Question #4: This question focuses on understanding the relationship between the variables area.living, assessed, and sale.amount.

Part A: Use the select() function to create a subset of ic_homes that only contains the variables area.living, assessed, and sale.amount. Then use this subset to create a correlation matrix showing Pearson’s correlation coefficient for each pairing of variables. Notice the strong correlations between all of these variables.
Part B: Fit a simple linear regression model using the explanatory variable area.living to predict sale.amount. Interpret the slope coefficient of the fitted model.
Part C: Fit a simple linear regression model using the explanatory variable assessed to predict sale.amount. Briefly explain why it makes sense for the estimated slope coefficient in this model to be close to 1.
Part D: Fit a multivariable linear regression model using both area.living and assessed to predict sale.amount. Why is the estimated coefficient for area.living negative in this model when we saw in Parts A and B that area.living is positively associated with sale price?
Part E: An individual is thinking about adding a new sun-room to their house that will increase its area.living by 160 square feet. This will require them to get a building permit and the city will reassess the value of their home. If their goal is to understand how this addition might influence the market value of their home (future sale price), which of the models from this question would be most useful to them? The one from Part B, Part C, or Part D? Briefly explain.
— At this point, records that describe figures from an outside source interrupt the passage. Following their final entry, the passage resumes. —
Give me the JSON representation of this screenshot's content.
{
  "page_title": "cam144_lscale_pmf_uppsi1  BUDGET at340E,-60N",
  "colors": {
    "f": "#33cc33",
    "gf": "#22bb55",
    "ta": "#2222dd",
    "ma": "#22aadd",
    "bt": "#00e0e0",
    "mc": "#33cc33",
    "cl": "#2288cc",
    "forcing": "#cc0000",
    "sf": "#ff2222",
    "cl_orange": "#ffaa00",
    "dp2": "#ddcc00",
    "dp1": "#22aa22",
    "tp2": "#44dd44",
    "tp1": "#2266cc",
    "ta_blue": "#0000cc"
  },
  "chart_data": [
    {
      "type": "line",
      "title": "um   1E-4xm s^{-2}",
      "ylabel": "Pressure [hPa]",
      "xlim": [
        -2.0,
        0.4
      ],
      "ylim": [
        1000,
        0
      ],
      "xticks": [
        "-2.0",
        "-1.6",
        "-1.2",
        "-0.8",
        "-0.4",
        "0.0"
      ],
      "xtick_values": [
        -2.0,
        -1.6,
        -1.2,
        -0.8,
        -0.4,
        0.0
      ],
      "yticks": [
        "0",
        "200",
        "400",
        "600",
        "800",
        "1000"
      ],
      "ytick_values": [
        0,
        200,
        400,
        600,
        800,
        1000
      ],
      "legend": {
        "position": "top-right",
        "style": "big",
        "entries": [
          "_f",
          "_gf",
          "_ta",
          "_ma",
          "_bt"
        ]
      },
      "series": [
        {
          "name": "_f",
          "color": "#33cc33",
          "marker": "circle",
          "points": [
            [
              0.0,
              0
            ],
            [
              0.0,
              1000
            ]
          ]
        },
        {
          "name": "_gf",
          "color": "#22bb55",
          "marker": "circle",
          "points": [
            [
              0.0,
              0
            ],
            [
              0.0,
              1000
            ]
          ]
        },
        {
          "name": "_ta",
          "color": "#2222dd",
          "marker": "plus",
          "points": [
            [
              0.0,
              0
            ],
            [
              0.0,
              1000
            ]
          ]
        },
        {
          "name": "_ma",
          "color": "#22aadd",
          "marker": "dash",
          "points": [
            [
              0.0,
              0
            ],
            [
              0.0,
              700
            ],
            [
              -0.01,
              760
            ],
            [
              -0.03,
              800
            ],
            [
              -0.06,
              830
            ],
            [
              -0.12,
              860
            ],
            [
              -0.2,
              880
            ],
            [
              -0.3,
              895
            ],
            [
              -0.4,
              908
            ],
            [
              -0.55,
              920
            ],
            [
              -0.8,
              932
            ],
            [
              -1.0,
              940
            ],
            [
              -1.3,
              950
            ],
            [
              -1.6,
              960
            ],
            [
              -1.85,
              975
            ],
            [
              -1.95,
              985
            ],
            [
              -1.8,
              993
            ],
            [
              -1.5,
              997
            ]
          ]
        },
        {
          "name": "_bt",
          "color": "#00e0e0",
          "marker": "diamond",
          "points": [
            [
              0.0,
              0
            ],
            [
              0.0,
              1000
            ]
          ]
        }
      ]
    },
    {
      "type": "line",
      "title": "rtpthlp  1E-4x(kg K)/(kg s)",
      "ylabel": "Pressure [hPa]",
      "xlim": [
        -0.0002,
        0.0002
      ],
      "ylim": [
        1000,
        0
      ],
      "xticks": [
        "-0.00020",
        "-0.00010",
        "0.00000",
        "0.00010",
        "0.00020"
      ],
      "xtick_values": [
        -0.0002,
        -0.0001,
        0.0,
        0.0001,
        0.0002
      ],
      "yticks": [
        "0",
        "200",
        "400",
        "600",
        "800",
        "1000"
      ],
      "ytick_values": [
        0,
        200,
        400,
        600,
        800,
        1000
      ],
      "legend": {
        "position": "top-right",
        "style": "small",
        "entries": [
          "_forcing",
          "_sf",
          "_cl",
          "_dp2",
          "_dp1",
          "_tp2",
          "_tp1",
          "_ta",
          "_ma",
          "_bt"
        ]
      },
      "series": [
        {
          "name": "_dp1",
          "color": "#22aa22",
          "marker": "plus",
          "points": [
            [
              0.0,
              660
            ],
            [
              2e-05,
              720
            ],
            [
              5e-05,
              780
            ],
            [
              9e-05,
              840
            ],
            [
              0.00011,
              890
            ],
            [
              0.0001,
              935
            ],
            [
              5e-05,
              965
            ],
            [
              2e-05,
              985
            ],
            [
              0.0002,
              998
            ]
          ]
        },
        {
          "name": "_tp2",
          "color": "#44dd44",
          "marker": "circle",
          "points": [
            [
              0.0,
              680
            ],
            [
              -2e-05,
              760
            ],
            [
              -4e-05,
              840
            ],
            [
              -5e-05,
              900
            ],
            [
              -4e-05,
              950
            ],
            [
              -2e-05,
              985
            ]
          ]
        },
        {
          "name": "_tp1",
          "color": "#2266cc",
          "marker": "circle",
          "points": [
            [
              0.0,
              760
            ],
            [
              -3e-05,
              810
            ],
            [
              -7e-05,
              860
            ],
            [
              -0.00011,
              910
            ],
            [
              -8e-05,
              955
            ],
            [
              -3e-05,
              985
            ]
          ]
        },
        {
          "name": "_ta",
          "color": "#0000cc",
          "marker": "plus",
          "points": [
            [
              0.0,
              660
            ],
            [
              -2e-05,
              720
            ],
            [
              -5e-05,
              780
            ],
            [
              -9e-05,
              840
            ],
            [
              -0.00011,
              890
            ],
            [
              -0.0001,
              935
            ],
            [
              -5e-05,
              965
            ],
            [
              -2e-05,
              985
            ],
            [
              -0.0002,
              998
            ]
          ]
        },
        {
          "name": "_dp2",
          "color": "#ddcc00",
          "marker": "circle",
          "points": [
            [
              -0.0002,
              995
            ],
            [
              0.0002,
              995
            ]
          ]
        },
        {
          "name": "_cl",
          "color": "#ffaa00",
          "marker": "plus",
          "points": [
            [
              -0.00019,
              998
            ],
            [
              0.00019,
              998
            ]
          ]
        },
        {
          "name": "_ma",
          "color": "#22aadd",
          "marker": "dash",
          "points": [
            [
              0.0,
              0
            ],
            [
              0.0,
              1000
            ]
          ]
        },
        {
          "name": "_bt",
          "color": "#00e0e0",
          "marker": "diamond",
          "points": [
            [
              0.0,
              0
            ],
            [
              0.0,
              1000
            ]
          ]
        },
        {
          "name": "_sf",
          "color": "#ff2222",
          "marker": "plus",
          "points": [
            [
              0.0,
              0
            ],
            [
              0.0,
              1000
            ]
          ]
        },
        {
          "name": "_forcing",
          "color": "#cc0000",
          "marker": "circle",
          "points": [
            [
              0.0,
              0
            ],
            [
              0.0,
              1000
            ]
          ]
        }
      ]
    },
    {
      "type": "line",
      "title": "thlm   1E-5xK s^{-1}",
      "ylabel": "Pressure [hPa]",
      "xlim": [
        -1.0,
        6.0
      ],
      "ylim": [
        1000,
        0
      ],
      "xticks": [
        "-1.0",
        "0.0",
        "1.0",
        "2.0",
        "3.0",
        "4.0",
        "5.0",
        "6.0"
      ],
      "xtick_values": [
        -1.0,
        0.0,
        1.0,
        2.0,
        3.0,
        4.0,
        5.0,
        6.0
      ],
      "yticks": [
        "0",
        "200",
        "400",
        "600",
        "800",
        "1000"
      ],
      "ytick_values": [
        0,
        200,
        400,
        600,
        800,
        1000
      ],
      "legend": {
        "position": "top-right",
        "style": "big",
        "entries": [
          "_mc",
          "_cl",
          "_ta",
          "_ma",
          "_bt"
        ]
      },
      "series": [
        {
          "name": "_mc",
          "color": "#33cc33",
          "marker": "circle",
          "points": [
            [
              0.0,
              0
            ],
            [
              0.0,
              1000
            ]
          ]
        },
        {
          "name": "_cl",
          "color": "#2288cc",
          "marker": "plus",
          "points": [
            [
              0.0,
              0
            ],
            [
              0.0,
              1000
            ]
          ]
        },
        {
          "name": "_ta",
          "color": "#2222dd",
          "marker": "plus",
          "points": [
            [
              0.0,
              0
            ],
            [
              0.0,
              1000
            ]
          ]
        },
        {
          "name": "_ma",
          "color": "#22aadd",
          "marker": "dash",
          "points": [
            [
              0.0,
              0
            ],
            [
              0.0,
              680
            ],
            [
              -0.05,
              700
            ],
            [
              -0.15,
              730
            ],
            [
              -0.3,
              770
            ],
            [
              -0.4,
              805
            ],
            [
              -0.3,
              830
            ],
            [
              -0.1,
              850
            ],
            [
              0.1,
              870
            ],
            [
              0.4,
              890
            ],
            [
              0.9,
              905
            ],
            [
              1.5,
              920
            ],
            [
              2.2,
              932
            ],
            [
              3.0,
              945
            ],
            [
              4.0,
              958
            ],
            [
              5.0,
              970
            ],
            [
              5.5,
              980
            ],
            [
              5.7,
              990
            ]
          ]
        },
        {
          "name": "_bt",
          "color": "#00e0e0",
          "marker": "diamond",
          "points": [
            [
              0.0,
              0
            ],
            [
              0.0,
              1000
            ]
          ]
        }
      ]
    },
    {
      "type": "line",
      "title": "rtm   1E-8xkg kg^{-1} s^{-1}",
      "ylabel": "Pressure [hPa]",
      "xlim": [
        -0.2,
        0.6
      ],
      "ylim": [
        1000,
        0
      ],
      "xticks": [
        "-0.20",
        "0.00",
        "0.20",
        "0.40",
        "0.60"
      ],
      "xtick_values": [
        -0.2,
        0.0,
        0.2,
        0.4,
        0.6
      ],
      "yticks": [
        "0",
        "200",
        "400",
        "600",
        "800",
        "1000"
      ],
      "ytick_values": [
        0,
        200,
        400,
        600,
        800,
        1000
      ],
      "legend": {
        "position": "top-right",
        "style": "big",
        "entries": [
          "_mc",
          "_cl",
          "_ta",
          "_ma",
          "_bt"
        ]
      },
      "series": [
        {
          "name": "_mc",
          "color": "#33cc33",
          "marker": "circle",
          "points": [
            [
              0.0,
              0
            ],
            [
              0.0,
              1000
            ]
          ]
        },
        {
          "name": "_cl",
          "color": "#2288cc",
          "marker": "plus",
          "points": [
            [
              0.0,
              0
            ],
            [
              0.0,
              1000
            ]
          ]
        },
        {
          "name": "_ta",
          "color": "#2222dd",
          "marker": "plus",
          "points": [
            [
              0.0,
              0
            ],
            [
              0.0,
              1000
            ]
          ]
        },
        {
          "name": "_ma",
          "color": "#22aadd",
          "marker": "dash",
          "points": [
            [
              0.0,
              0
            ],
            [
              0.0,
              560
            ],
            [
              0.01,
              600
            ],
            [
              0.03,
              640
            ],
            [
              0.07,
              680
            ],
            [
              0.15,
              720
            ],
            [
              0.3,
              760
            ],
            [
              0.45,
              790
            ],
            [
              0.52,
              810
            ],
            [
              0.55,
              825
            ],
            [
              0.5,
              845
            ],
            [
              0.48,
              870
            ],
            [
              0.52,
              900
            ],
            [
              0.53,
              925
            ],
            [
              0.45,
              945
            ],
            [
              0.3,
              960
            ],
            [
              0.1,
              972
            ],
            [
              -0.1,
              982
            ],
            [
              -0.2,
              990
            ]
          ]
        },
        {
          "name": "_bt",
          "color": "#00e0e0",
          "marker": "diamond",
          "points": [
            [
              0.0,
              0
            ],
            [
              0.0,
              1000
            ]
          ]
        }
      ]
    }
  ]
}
Question #5: This question focuses on understanding the relationship between the variables area.lot, area.living, and sale.amount.

Part A: Find Pearson’s correlation coefficient for the variables area.lot and sale.amount. Briefly interpret the strength and direction of this correlation.
Part B: Create a scatter plot displaying area.lot on the x-axis and sale.amount on the y-axis. For the majority of homes, do you think the strength of linear association is similar, stronger, or weaker than what the correlation coefficient you reported in Part A suggests? Briefly explain.
Part C: Fit a simple linear regression using area.lot as the explanatory variable and sale.amount as the response. Interpret the estimated slope coefficient in this model.
Part D: One house in the Iowa City home sales data set had a lot size of 158123 square-feet (3.63 acres). No other homes had a lot size larger than 1.3 acres, and the average lot size was 9388 square-feet (0.21 acres). Considering this information, would the removal of this home from the data set greatly influence the estimated slope coefficient you reported in Part C? Briefly explain.
Part E: Fit a multivariable linear regression model using the explanatory variables area.lot and area.living and the response variable sale.amount. If two homes have the same living area, is having a larger sized lot still associated with a higher sale amount?
Part F: The coefficient of area.lot in the model you fit in Part E is much smaller than this variable’s coefficient in the model you fit in Part C. How do you explain this decrease?